The team is made up of players from seven schools. In addition to local players in Blue River’s Tommy Vanhook and Wissel, Central’s Corey Bell and Joe Gallatin, Cowan’s Isaiah Covington and Kasey Henderson and Monroe Central’s Kaiser Phillips, there are players from Anderson, Frankton and Shenandoah – quite the melting pot.
“The first day we were introduced,” says Henderson, a center fielder and left-handed pitcher, “then we just started talking and having fun. We grew as friends.”
McCreery is careful not to single out any player, whether it be at the plate or on the mound. Balance, he says, has been key. Led by Anthony Fuller (.406 batting average), Gallatin (.388) and Wissel (.382), the Chiefs have 10 players hitting over .300.
The future
Wissel is balancing playing with the Indiana Blue Jays and the legion squad, and the fireballer has only been pitching with his travel team and hitting with the Chiefs. He’s the exception, though, not the rule.

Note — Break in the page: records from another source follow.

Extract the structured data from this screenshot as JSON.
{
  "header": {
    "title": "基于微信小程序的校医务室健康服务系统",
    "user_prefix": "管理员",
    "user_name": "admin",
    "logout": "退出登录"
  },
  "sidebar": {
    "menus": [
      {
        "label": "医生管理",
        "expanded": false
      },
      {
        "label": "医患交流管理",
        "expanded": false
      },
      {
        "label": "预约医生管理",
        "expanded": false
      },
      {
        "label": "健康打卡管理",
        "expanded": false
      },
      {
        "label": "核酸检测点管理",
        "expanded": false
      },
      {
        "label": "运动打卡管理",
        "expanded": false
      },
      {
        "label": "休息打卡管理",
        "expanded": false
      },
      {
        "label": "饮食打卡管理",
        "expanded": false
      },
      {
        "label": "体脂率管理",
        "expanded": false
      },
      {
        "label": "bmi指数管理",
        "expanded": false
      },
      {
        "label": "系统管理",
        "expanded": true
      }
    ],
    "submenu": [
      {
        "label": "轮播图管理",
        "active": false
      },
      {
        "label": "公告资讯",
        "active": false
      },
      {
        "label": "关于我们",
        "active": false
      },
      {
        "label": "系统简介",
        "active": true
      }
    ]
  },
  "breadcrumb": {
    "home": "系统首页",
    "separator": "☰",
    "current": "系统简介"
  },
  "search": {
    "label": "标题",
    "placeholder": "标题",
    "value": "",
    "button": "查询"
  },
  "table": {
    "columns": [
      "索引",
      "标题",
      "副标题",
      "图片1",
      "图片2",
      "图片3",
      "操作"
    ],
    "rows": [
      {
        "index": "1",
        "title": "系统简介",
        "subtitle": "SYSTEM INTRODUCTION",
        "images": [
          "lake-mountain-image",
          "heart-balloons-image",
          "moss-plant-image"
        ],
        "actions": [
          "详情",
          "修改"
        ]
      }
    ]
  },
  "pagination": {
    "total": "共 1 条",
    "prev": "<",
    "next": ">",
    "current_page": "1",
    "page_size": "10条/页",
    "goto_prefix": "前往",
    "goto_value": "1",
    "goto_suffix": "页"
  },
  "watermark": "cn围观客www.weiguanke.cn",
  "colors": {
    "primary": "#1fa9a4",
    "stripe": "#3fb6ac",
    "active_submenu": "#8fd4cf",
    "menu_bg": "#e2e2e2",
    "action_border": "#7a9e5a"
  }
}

A lot of the top high school players choose to play travel ball rather than legion. For players that are high school juniors or younger, McCreery understands it because there are better opportunities to earn scholarships. What he doesn’t understand is once a player commits to a college, why continue playing travel ball when it can cost several thousand dollars and the legion team is free?
In the future, he’d love to lure players the caliber of Yorktown’s Jacob Preston and Clay Dungan, Cowan’s Luke Miller, Delta’s Tate Stone and Wapahani’s Zack Thompson. To make it more appealing, McCreery wants to play in more tournaments next summer because that’s where more scouts hang out.
The first season back has been great, by all accounts. The looming question is this: Can Muncie Post 19 Chiefs be sustained?
“The kids have been great,” McCreery says. “And everybody’s helped. It’s not just been me, it’s been a whole bunch of people involved who really worked hard to go out and get this thing going again. Hopefully we can keep it going.”